ETCDCTL_API=3 etcdctl snapshot save {snapshot-name-date.db} --endpoints={https://127.0.0.1:2379} --cacert={/etc/etcd/ca.crt} --cert={/etc/etcd/etcd-server.cr} --key={/etc/etcd/etcd-server.key}
etcdctl snapshot status  {snapshot-name-date.db}

This will save the file to your current directory and give you an update as to the snapshot process status at the same time.

Your ETCD store gets saved in the following directory on your Master node by default;

/var/lib/etcd

You can set up you backup tool to back up this directory. You can change the location for this directory by updating your ETCD service with the flag --data-dir pointing to a directory of your choosing instead.

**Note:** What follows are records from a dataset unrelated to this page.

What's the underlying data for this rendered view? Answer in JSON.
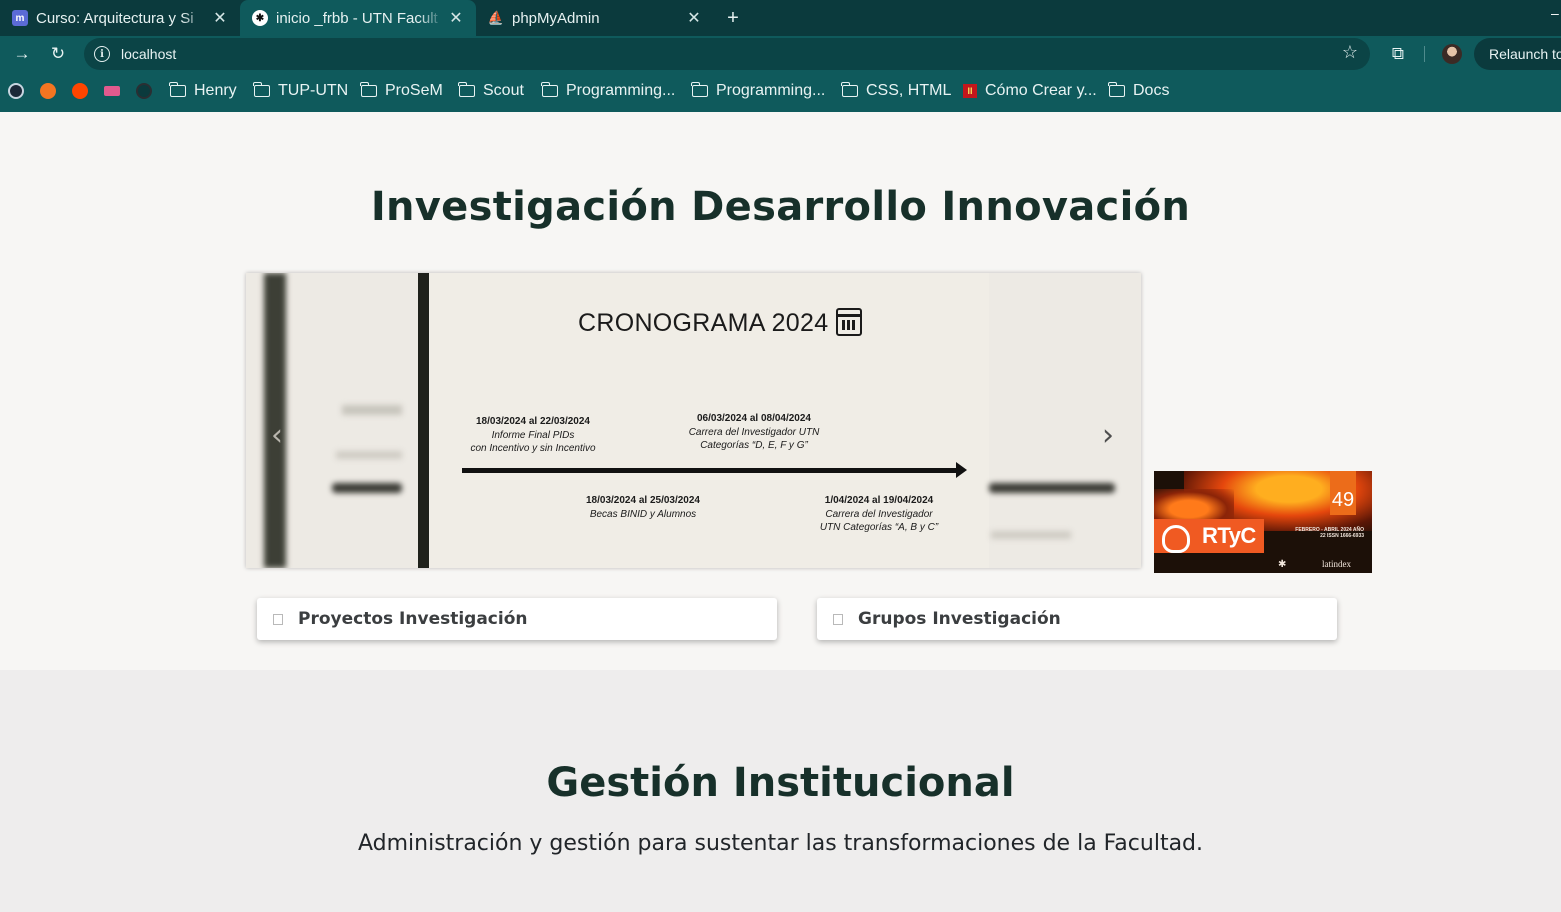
{
  "browser": {
    "tabs": [
      {
        "title": "Curso: Arquitectura y Si",
        "active": false
      },
      {
        "title": "inicio _frbb - UTN Facult",
        "active": true
      },
      {
        "title": "phpMyAdmin",
        "active": false
      }
    ],
    "new_tab_label": "+",
    "url": "localhost",
    "relaunch_label": "Relaunch to",
    "bookmarks": [
      "Henry",
      "TUP-UTN",
      "ProSeM",
      "Scout",
      "Programming...",
      "Programming...",
      "CSS, HTML",
      "Cómo Crear y...",
      "Docs"
    ]
  },
  "section1": {
    "title": "Investigación Desarrollo Innovación",
    "slide": {
      "title": "CRONOGRAMA 2024",
      "events": [
        {
          "dates": "18/03/2024 al 22/03/2024",
          "line1": "Informe Final PIDs",
          "line2": "con Incentivo y sin Incentivo"
        },
        {
          "dates": "06/03/2024 al 08/04/2024",
          "line1": "Carrera del Investigador UTN",
          "line2": "Categorías “D, E, F y G”"
        },
        {
          "dates": "18/03/2024 al 25/03/2024",
          "line1": "Becas BINID y Alumnos",
          "line2": ""
        },
        {
          "dates": "1/04/2024 al 19/04/2024",
          "line1": "Carrera del Investigador",
          "line2": "UTN Categorías “A, B y C”"
        }
      ]
    },
    "side_banner": {
      "issue": "49",
      "logo": "RTyC",
      "info": "FEBRERO - ABRIL 2024 AÑO 22 ISSN 1666-6933",
      "indexer": "latindex"
    },
    "cards": [
      {
        "label": "Proyectos Investigación"
      },
      {
        "label": "Grupos Investigación"
      }
    ]
  },
  "section2": {
    "title": "Gestión Institucional",
    "subtitle": "Administración y gestión para sustentar las transformaciones de la Facultad."
  },
  "colors": {
    "tabbar_bg": "#0b3a3d",
    "toolbar_bg": "#0f5a5c",
    "heading": "#17302a",
    "section1_bg": "#f7f6f4",
    "section2_bg": "#eeeded",
    "rtyc_orange": "#f05a22"
  }
}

Restoring ETCD Store Backups/Snapshots

Restoring your ETCD will be just as easy as well. First, stop the kube-api-server;

service kube-apiserver stop

Then either replace the backed up folder above, or in the case of a snapshot;

ETCDCTL_API=3 etcdctl --endpoints={https://[127.0.0.1]:2379} --cacert=/etc/kubernetes/pki/etcd/ca.crt --name=master --cert=/etc/kubernetes/pki/etcd/server.crt --key=/etc/kubernetes/pki/etcd/server.key --data-dir /var/lib/etcd-backup-date --initial-cluster=master={https://127.0.0.1:2380} --initial-cluster-token {etcd-cluster-date} --initial-advertise-peer-urls={https://127.0.0.1:2380} snapshot restore {snapshot-name-date.db}

Then restart the system daemon and restart the etcd service. This would involve either restarting the service on master if you set up your cluster manually, like follows;

systemctl daemon-reload && service etcd restart && service kube-apiserver start

Or edit the etcd.yaml file in /etc/kubernetes/manifests, if you set up your cluster with kubedm. You will need to update the following based on the restore directory set in your restore command above.

  • --data-dir folder to point to /var/lib/etcd-backup-date
  • –initial-cluster-token with etcd-cluster-date
  • volumes: - hostPath: path: with /var/lib/etcd-backup-date

Conclusion

That's it for Kubernetes maintenance.

We had a look at how to update Master and Worker nodes without interrupting service with the commands Drain, Cordon and Uncordon.

We also had a look at updating Kubernetes itself with kubeadm, by updating the Master node first and then ssh'ing to the worker nodes to update them too.

Finally we had a look at methods of  disaster recovery by backing up our entire cluster, either by saving our resource deployment scripts to a remote repository or by taking snapshots with the ETCD store.